Designing buildings, creating prototypes for products, testing different features on automobiles, etc., are all becoming easier with the help of AR and VR technology.
Explosion in AR & VR Tech
Though both technologies have been with us for a while now, it’s only recently that we’re seeing a major proliferation in the segment. The latest news was Apple’s announcement of its Vision Pro—Marketed as a 3D camera with robust AR and VR capabilities.
The Vision Pro has renewed the enthusiasm of tech companies in the segment. It’s well-known that a polished product from Apple always brings in a loyal set of customers, and it’s generally good for the tech industry.
The headset, however, is going to be expensive for non-Apple loyalists. It’s going to retail at a whopping $3500! In comparison, Meta’s Quest 2 is a capable all-in-one VR headset with many immersive apps and games that sells for less than $300.
The idea is that different companies will provide the hardware and utilities, and then developers will take over.
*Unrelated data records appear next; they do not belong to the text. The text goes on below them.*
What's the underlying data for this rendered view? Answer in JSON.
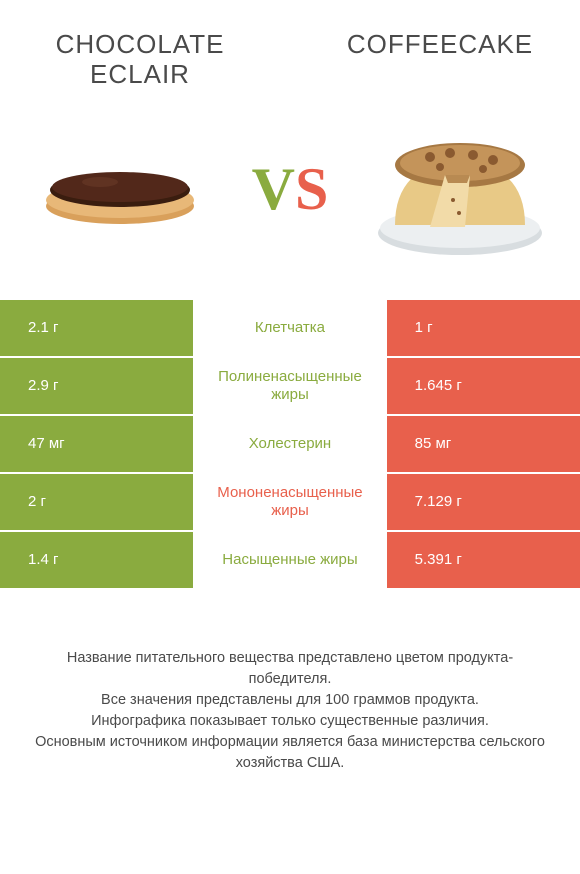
{
  "header": {
    "left_title": "CHOCOLATE\nECLAIR",
    "right_title": "COFFEECAKE"
  },
  "vs": {
    "v": "V",
    "s": "S"
  },
  "colors": {
    "green": "#8aab3f",
    "red": "#e8604c",
    "text": "#4a4a4a",
    "white": "#ffffff"
  },
  "rows": [
    {
      "left": "2.1 г",
      "mid": "Клетчатка",
      "winner": "green",
      "right": "1 г"
    },
    {
      "left": "2.9 г",
      "mid": "Полиненасыщенные жиры",
      "winner": "green",
      "right": "1.645 г"
    },
    {
      "left": "47 мг",
      "mid": "Холестерин",
      "winner": "green",
      "right": "85 мг"
    },
    {
      "left": "2 г",
      "mid": "Мононенасыщенные жиры",
      "winner": "red",
      "right": "7.129 г"
    },
    {
      "left": "1.4 г",
      "mid": "Насыщенные жиры",
      "winner": "green",
      "right": "5.391 г"
    }
  ],
  "footer": {
    "line1": "Название питательного вещества представлено цветом продукта-победителя.",
    "line2": "Все значения представлены для 100 граммов продукта.",
    "line3": "Инфографика показывает только существенные различия.",
    "line4": "Основным источником информации является база министерства сельского хозяйства США."
  }
}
Developers will make and sell apps for different purposes like entertainment, gaming, streaming, social networking, meetings, productivity, creative work, and so on.
The power lies in the hands of the developers. And it’s only their creativity that will determine where we go from here. Sure, the companies themselves, like Apple and Meta can develop the basic apps/utilities and incentivize big companies like Netflix or Zoom to port their apps for their devices.
But only having a handful of apps, no matter how well-known, is not going to cut it. Simply put, you can’t have the common person using VR tech until there are many apps and options. Not to mention when there are hundreds of apps for all kinds of utilities.
So, it all depends on the developers. Incidentally, it also depends on how easy it is to build for the new hardware. The new hardware includes the next generation of AR and VR headsets or 3D cameras.
Should You Care? When?
In conclusion, we’ve certainly come a long way in VR and AR tech with new advancements in everything from medical services to VR gaming—But there’s still a long way to go.
You should not care just now unless you have an urgent benefit or need for AR or VR. If you don’t have an urgent need, then know that we’re still in the very early stages of development. It will take both, hardware manucturers and app developers to create more convenient and accessible utilities on VR and AR.
So, when should you care? When more commercially viable AR and VR headset versions are on the market!
These headsets will boast of hundreds of apps and utilities, and the increasing competition will ensure friendlier prices.
That’s when you should get into AR and VR to explore a new world!